Most consistent album:

Get Rich Or Die Tryin'

Most convincing historical recreation:

The Jessica Fletchers.

Song/album that should have been shorter:

The Ownerz, Politics Of The Business

Song/album that should have been longer:

Precollection

Album that turned out to be a whole hell of a lot better than you initially thought:

Get Rich Or Die Tryin'

Most overrated artist:

Cat Power. I can't get past the song where she's listing the ages of the abused children. The "N-n-n-nineteen" of our time.

Album that was the most fun to listen to:

Dear Catastrophe Waitress

Song/Album you feel cheapest about liking:

Matchbox 20 -- "Unwell"

Hoary old bastard who should spare us all and retire:

GBV. But I've been saying that since Alien Lanes.

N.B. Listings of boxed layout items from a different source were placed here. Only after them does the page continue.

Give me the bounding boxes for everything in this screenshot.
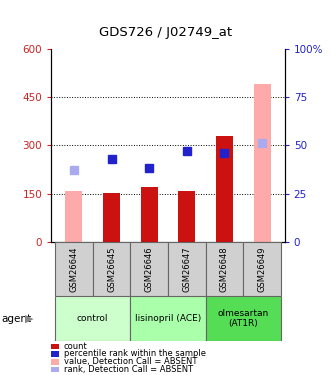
Bar: [206, 296, 281, 341]
Bar: [168, 242, 206, 296]
Text: rank, Detection Call = ABSENT: rank, Detection Call = ABSENT: [64, 365, 193, 374]
Bar: [55, 296, 130, 341]
Bar: [103, 193, 120, 242]
Text: value, Detection Call = ABSENT: value, Detection Call = ABSENT: [64, 357, 197, 366]
Bar: [216, 136, 233, 242]
Bar: [243, 242, 281, 296]
Text: GSM26646: GSM26646: [145, 246, 154, 292]
Bar: [66, 191, 82, 242]
Text: control: control: [77, 314, 109, 323]
Bar: [141, 187, 158, 242]
Text: GSM26649: GSM26649: [258, 246, 266, 292]
Text: agent: agent: [2, 314, 32, 324]
Text: percentile rank within the sample: percentile rank within the sample: [64, 350, 206, 358]
Text: GSM26645: GSM26645: [107, 246, 116, 292]
Text: GSM26647: GSM26647: [182, 246, 191, 292]
Text: GSM26648: GSM26648: [220, 246, 229, 292]
Bar: [130, 296, 206, 341]
Bar: [178, 191, 195, 242]
Bar: [55, 242, 93, 296]
Bar: [93, 242, 130, 296]
Bar: [206, 242, 243, 296]
Text: ▶: ▶: [25, 314, 33, 324]
Text: GDS726 / J02749_at: GDS726 / J02749_at: [99, 26, 232, 39]
Text: lisinopril (ACE): lisinopril (ACE): [135, 314, 201, 323]
Text: GSM26644: GSM26644: [70, 246, 78, 292]
Bar: [130, 242, 168, 296]
Text: olmesartan
(AT1R): olmesartan (AT1R): [218, 309, 269, 328]
Text: count: count: [64, 342, 87, 351]
Bar: [254, 84, 270, 242]
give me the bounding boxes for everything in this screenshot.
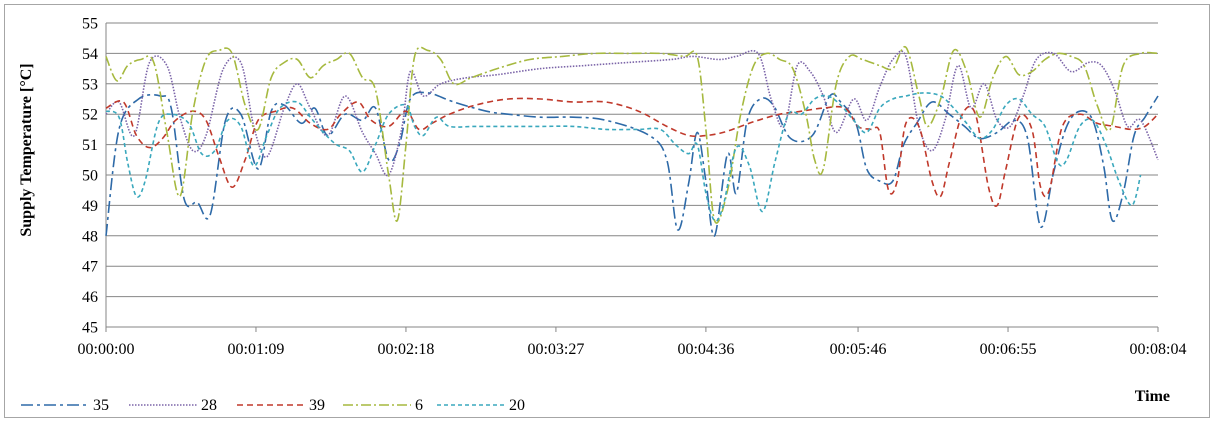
series-line-39 xyxy=(105,97,1159,207)
legend-label-39: 39 xyxy=(309,397,325,414)
x-tick-label: 00:04:36 xyxy=(677,341,734,358)
y-tick-label: 48 xyxy=(82,228,98,245)
y-tick-label: 47 xyxy=(82,259,98,276)
series-line-20 xyxy=(105,92,1142,222)
x-tick-label: 00:06:55 xyxy=(980,341,1037,358)
y-tick-label: 52 xyxy=(82,107,98,124)
legend-label-20: 20 xyxy=(509,397,525,414)
y-tick-label: 50 xyxy=(82,168,98,185)
x-tick-label: 00:02:18 xyxy=(378,341,435,358)
y-tick-label: 53 xyxy=(82,76,98,93)
x-tick-label: 00:01:09 xyxy=(228,341,285,358)
series-line-6 xyxy=(105,46,1159,224)
series-line-35 xyxy=(105,91,1159,237)
y-tick-label: 54 xyxy=(82,46,98,63)
x-tick-label: 00:03:27 xyxy=(527,341,584,358)
series-lines xyxy=(105,46,1159,237)
y-tick-label: 51 xyxy=(82,137,98,154)
x-tick-labels: 00:00:00 00:01:09 00:02:18 00:03:27 00:04:36… xyxy=(78,327,1187,358)
legend-label-35: 35 xyxy=(93,397,109,414)
y-tick-label: 45 xyxy=(82,320,98,337)
y-tick-label: 55 xyxy=(82,16,98,33)
y-axis-title: Supply Temperature [°C] xyxy=(18,63,35,236)
y-tick-label: 46 xyxy=(82,289,98,306)
x-axis-title: Time xyxy=(1135,388,1170,405)
x-tick-label: 00:08:04 xyxy=(1130,341,1187,358)
legend: 35 28 39 6 20 xyxy=(21,397,525,414)
gridlines xyxy=(105,22,1158,328)
legend-label-6: 6 xyxy=(415,397,423,414)
x-tick-label: 00:00:00 xyxy=(78,341,135,358)
legend-label-28: 28 xyxy=(201,397,217,414)
chart-frame: 45 46 47 48 49 50 51 52 53 54 55 00:00:00 00:01:09 0… xyxy=(4,4,1210,418)
x-tick-label: 00:05:46 xyxy=(830,341,887,358)
y-tick-label: 49 xyxy=(82,198,98,215)
y-tick-labels: 45 46 47 48 49 50 51 52 53 54 55 xyxy=(82,16,98,337)
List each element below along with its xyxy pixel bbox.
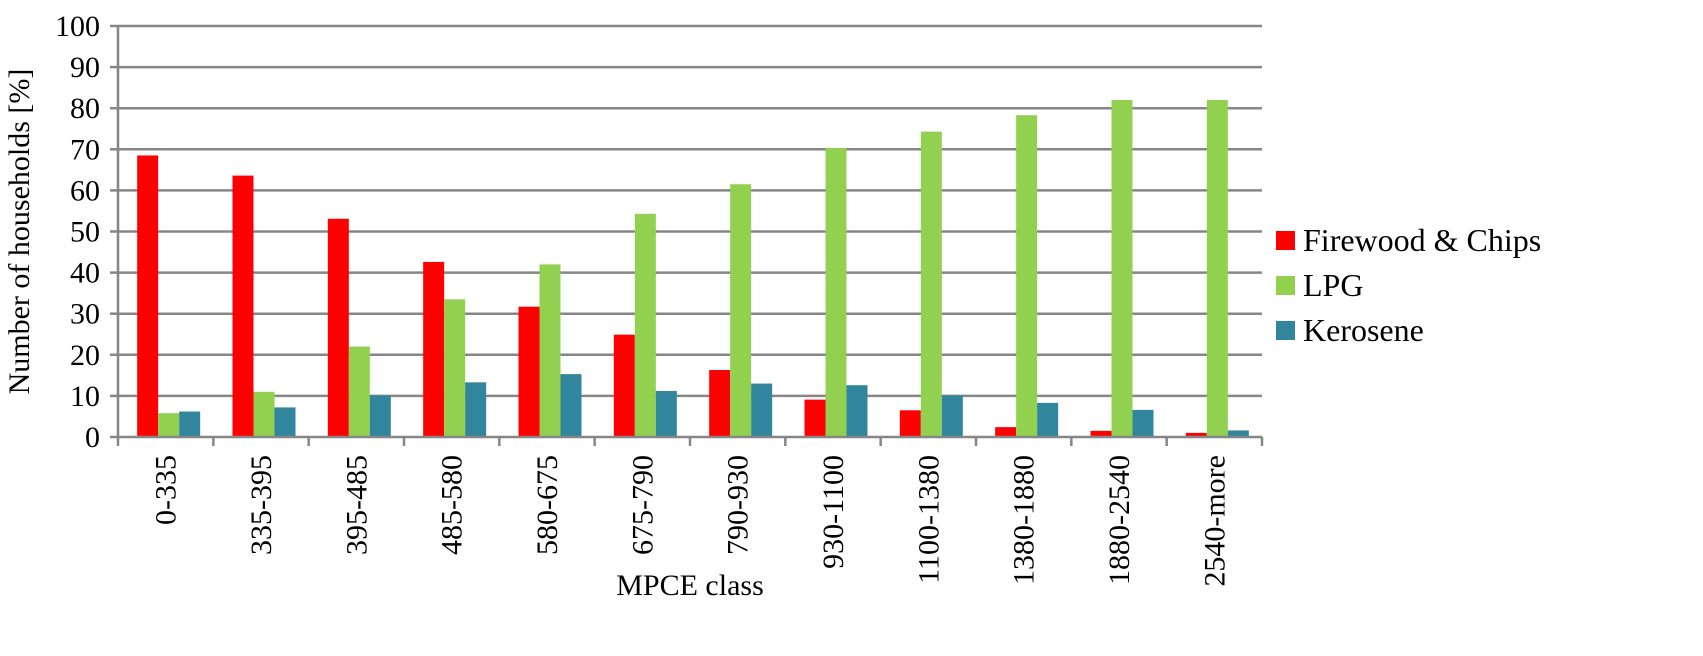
- bar-lpg-3: [444, 299, 466, 437]
- y-tick-label: 60: [70, 174, 100, 207]
- legend-swatch: [1276, 231, 1295, 250]
- legend-label: Firewood & Chips: [1303, 222, 1541, 258]
- y-tick-label: 80: [70, 92, 100, 125]
- bar-firewood-chips-3: [423, 261, 445, 437]
- bar-kerosene-8: [941, 395, 963, 437]
- bar-firewood-chips-10: [1090, 430, 1112, 437]
- legend: Firewood & Chips LPG Kerosene: [1276, 222, 1541, 348]
- gridlines: [118, 24, 1262, 398]
- x-tick-label: 790-930: [722, 455, 755, 555]
- x-tick-label: 1380-1880: [1008, 455, 1041, 585]
- bar-kerosene-11: [1227, 430, 1249, 437]
- x-tick-label: 1100-1380: [912, 455, 945, 584]
- bar-firewood-chips-9: [995, 427, 1017, 437]
- y-tick-label: 70: [70, 133, 100, 166]
- x-tick-labels: 0-335 335-395 395-485 485-580 580-675 675-790…: [150, 455, 1232, 587]
- bar-lpg-4: [539, 264, 561, 437]
- y-tick-label: 100: [55, 10, 100, 43]
- x-tick-label: 395-485: [340, 455, 373, 555]
- bar-firewood-chips-2: [327, 218, 349, 437]
- x-tick-label: 675-790: [626, 455, 659, 555]
- bar-firewood-chips-11: [1185, 432, 1207, 437]
- y-tick-label: 20: [70, 339, 100, 372]
- legend-swatch: [1276, 321, 1295, 340]
- bar-kerosene-10: [1132, 409, 1154, 437]
- y-tick-label: 10: [70, 380, 100, 413]
- bar-firewood-chips-4: [518, 306, 540, 437]
- x-axis-title: MPCE class: [616, 569, 764, 602]
- y-tick-labels: 0 10 20 30 40 50 60 70 80 90 100: [55, 10, 100, 454]
- x-tick-label: 0-335: [150, 455, 183, 525]
- bar-kerosene-2: [369, 395, 391, 437]
- bar-kerosene-9: [1037, 402, 1059, 437]
- bar-lpg-8: [920, 131, 942, 437]
- x-tick-label: 930-1100: [817, 455, 850, 569]
- legend-label: Kerosene: [1303, 312, 1424, 348]
- y-tick-label: 30: [70, 298, 100, 331]
- bar-kerosene-1: [274, 407, 296, 437]
- x-tick-label: 1880-2540: [1103, 455, 1136, 585]
- y-axis-title: Number of households [%]: [3, 69, 36, 395]
- x-tick-label: 580-675: [531, 455, 564, 555]
- bar-kerosene-7: [846, 385, 868, 437]
- legend-swatch: [1276, 276, 1295, 295]
- legend-label: LPG: [1303, 267, 1363, 303]
- bar-firewood-chips-6: [709, 370, 731, 437]
- bars: [137, 99, 1249, 437]
- y-tick-label: 40: [70, 257, 100, 290]
- bar-lpg-7: [825, 148, 847, 437]
- bar-lpg-2: [348, 346, 370, 437]
- y-tick-label: 0: [85, 421, 100, 454]
- bar-lpg-0: [158, 413, 180, 437]
- y-tick-label: 90: [70, 51, 100, 84]
- bar-lpg-1: [253, 391, 275, 437]
- bar-firewood-chips-0: [137, 155, 159, 437]
- x-tick-label: 485-580: [436, 455, 469, 555]
- bar-firewood-chips-8: [899, 410, 921, 437]
- y-tick-label: 50: [70, 216, 100, 249]
- bar-lpg-10: [1111, 99, 1133, 437]
- x-tick-label: 2540-more: [1198, 455, 1231, 587]
- bar-kerosene-4: [560, 374, 582, 437]
- axes: [110, 24, 1264, 446]
- bar-lpg-5: [634, 213, 656, 437]
- x-tick-label: 335-395: [245, 455, 278, 555]
- bar-kerosene-3: [465, 382, 487, 437]
- bar-lpg-6: [730, 184, 752, 437]
- bar-lpg-11: [1206, 99, 1228, 437]
- bar-kerosene-6: [751, 383, 773, 437]
- bar-kerosene-0: [179, 411, 201, 437]
- bar-firewood-chips-1: [232, 175, 254, 437]
- bar-firewood-chips-5: [613, 334, 635, 437]
- bar-kerosene-5: [655, 390, 677, 437]
- bar-firewood-chips-7: [804, 399, 826, 437]
- bar-lpg-9: [1016, 115, 1038, 437]
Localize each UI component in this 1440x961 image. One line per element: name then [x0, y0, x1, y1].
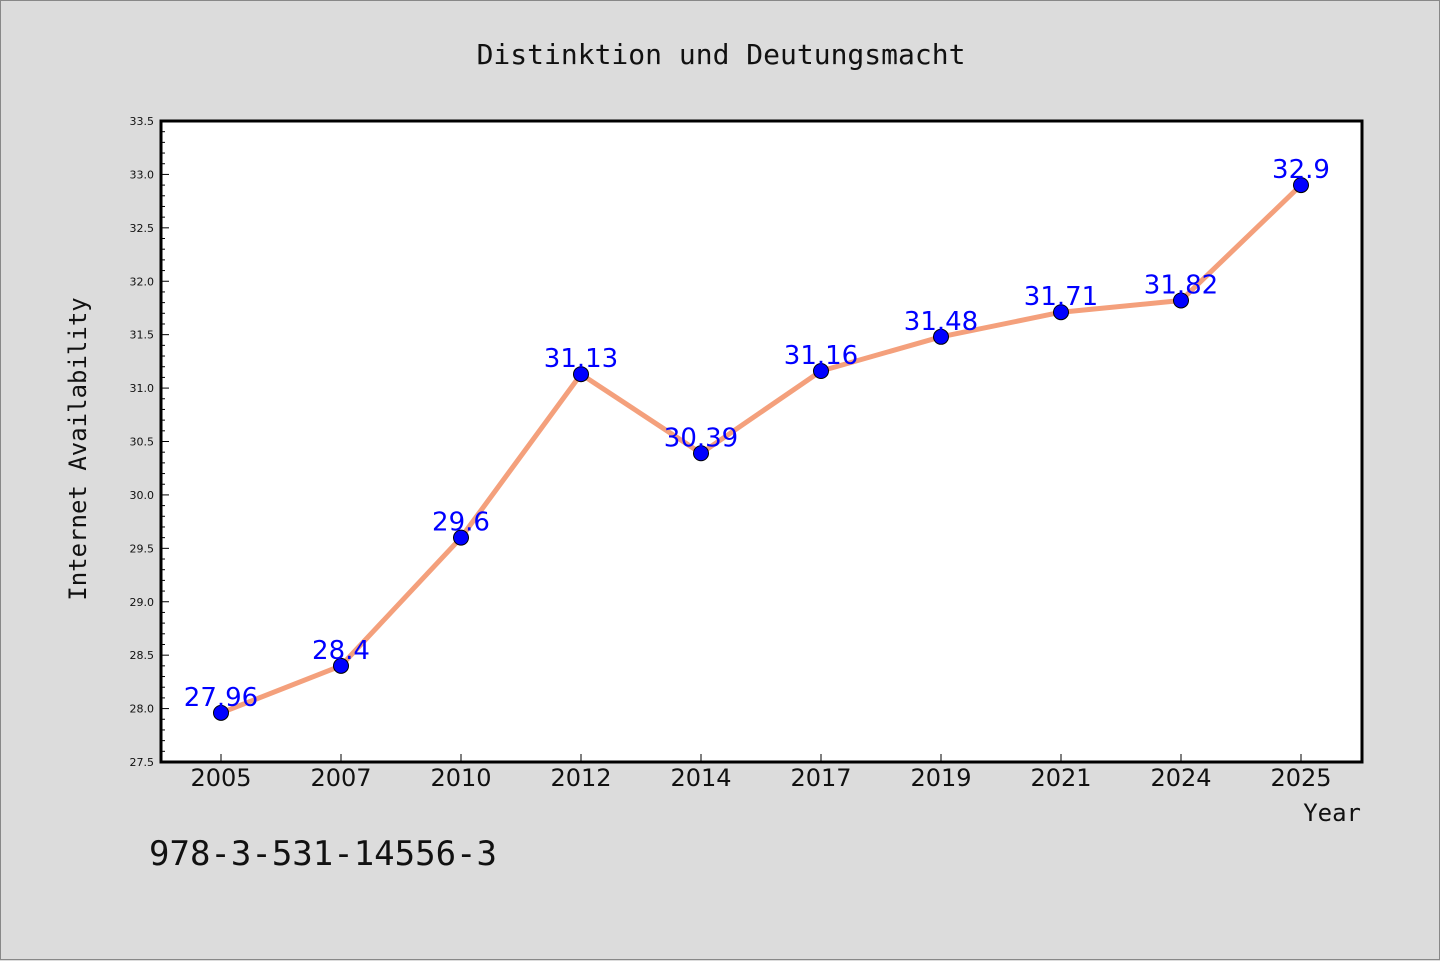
x-tick-label: 2005 [190, 764, 251, 792]
series-line-group [218, 182, 1304, 716]
data-point [693, 445, 709, 462]
data-point [453, 529, 469, 546]
y-tick-label: 32.0 [130, 275, 155, 288]
data-label: 27.96 [184, 683, 258, 713]
y-tick-label: 33.5 [130, 115, 155, 128]
y-tick-label: 27.5 [130, 756, 155, 769]
data-label: 29.6 [432, 508, 490, 538]
y-tick-label: 29.0 [130, 596, 155, 609]
data-label: 31.48 [904, 307, 978, 337]
x-tick-label: 2012 [550, 764, 611, 792]
x-tick-label: 2025 [1270, 764, 1331, 792]
chart-title: Distinktion und Deutungsmacht [477, 38, 966, 71]
data-point [813, 362, 829, 379]
series-line [218, 182, 1304, 716]
x-tick-label: 2017 [790, 764, 851, 792]
x-tick-label: 2010 [430, 764, 491, 792]
data-label: 28.4 [312, 636, 370, 666]
data-point [213, 704, 229, 721]
data-point [573, 366, 589, 383]
x-tick-label: 2024 [1150, 764, 1211, 792]
data-point [333, 657, 349, 674]
data-point [933, 328, 949, 345]
data-point [1293, 177, 1309, 194]
data-point [1053, 304, 1069, 321]
data-label: 30.39 [664, 423, 738, 453]
y-tick-label: 30.0 [130, 489, 155, 502]
y-tick-label: 33.0 [130, 168, 155, 181]
marker-group [213, 177, 1309, 721]
y-tick-label: 31.0 [130, 382, 155, 395]
data-point [1173, 292, 1189, 309]
plot-area [159, 119, 1364, 764]
y-tick-label: 28.5 [130, 649, 155, 662]
data-label: 31.71 [1024, 282, 1098, 312]
x-axis: 2005 2007 2010 2012 2014 2017 2019 2021 2024 2025 [190, 754, 1332, 792]
data-label: 31.13 [544, 344, 618, 374]
y-tick-label: 28.0 [130, 703, 155, 716]
y-tick-label: 32.5 [130, 222, 155, 235]
data-label: 32.9 [1272, 155, 1330, 185]
x-axis-title: Year [1303, 799, 1361, 827]
x-tick-label: 2007 [310, 764, 371, 792]
data-label: 31.16 [784, 341, 858, 371]
y-tick-label: 31.5 [130, 329, 155, 342]
y-axis-title: Internet Availability [64, 297, 92, 600]
x-tick-label: 2019 [910, 764, 971, 792]
y-tick-label: 29.5 [130, 542, 155, 555]
x-tick-label: 2021 [1030, 764, 1091, 792]
y-axis: 27.5 28.0 28.5 29.0 29.5 30.0 30.5 31.0 31.5 32.0… [130, 115, 169, 769]
y-tick-label: 30.5 [130, 436, 155, 449]
data-label: 31.82 [1144, 270, 1218, 300]
x-tick-label: 2014 [670, 764, 731, 792]
data-label-group: 27.96 28.4 29.6 31.13 30.39 31.16 31.48 31.71 31… [184, 155, 1330, 713]
isbn-text: 978-3-531-14556-3 [149, 834, 497, 874]
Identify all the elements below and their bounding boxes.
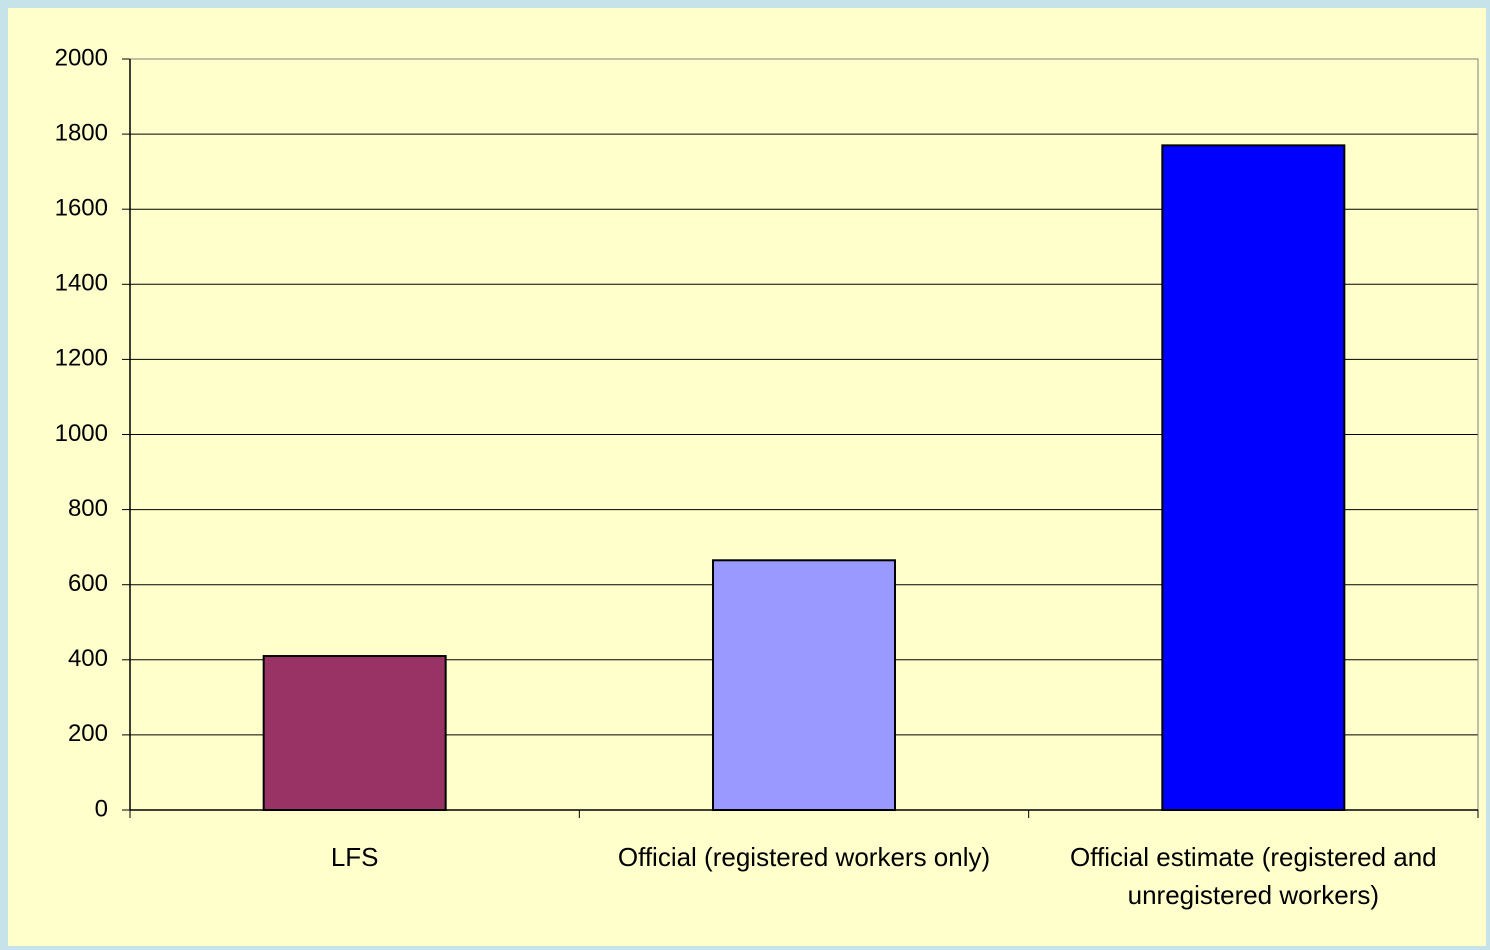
x-tick-label: Official estimate (registered and unregi…: [1070, 842, 1437, 910]
bar: [712, 559, 896, 811]
y-tick-label: 400: [68, 645, 108, 672]
x-tick-label: Official (registered workers only): [617, 842, 991, 872]
y-tick-label: 2000: [55, 44, 108, 71]
y-tick-label: 1600: [55, 195, 108, 222]
bar: [1161, 144, 1346, 812]
y-tick-label: 1400: [55, 270, 108, 297]
bar: [262, 655, 447, 811]
y-tick-label: 1200: [55, 345, 108, 372]
y-tick-label: 200: [68, 720, 108, 747]
y-tick-label: 1800: [55, 119, 108, 146]
y-tick-label: 1000: [55, 420, 108, 447]
x-tick-label: LFS: [330, 842, 379, 872]
y-tick-label: 0: [95, 795, 108, 822]
y-tick-label: 800: [68, 495, 108, 522]
y-tick-label: 600: [68, 570, 108, 597]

Young upstarts who should be sent down to the minors for more seasoning:

Fannypack. Then again, that's their appeal.

2003 album you'll probably re-evaluate in 2004:

Chutes Too Narrow

Most overplayed song:

"Bring Me To Life"

Sexiest song:

Mates of State -- "An Experiment"

Place the next big pop music boom will come from:

Philly

Will still be making good records in 2013:

Liz Fucking Phair, you ungrateful bastards.

Will be a one-hit wonder (t.A.T.u. doesn't count):

Jason Mraz

Biggest musical trend of 2004:

Hair-metal nostalgia

Best album of 2004:

Roadside Graves full-length (don't let me down, guys).

 

Your album results:

Your singles results:

Your miscellaneous responses:

 

 

I love Tris McCall like a little brother.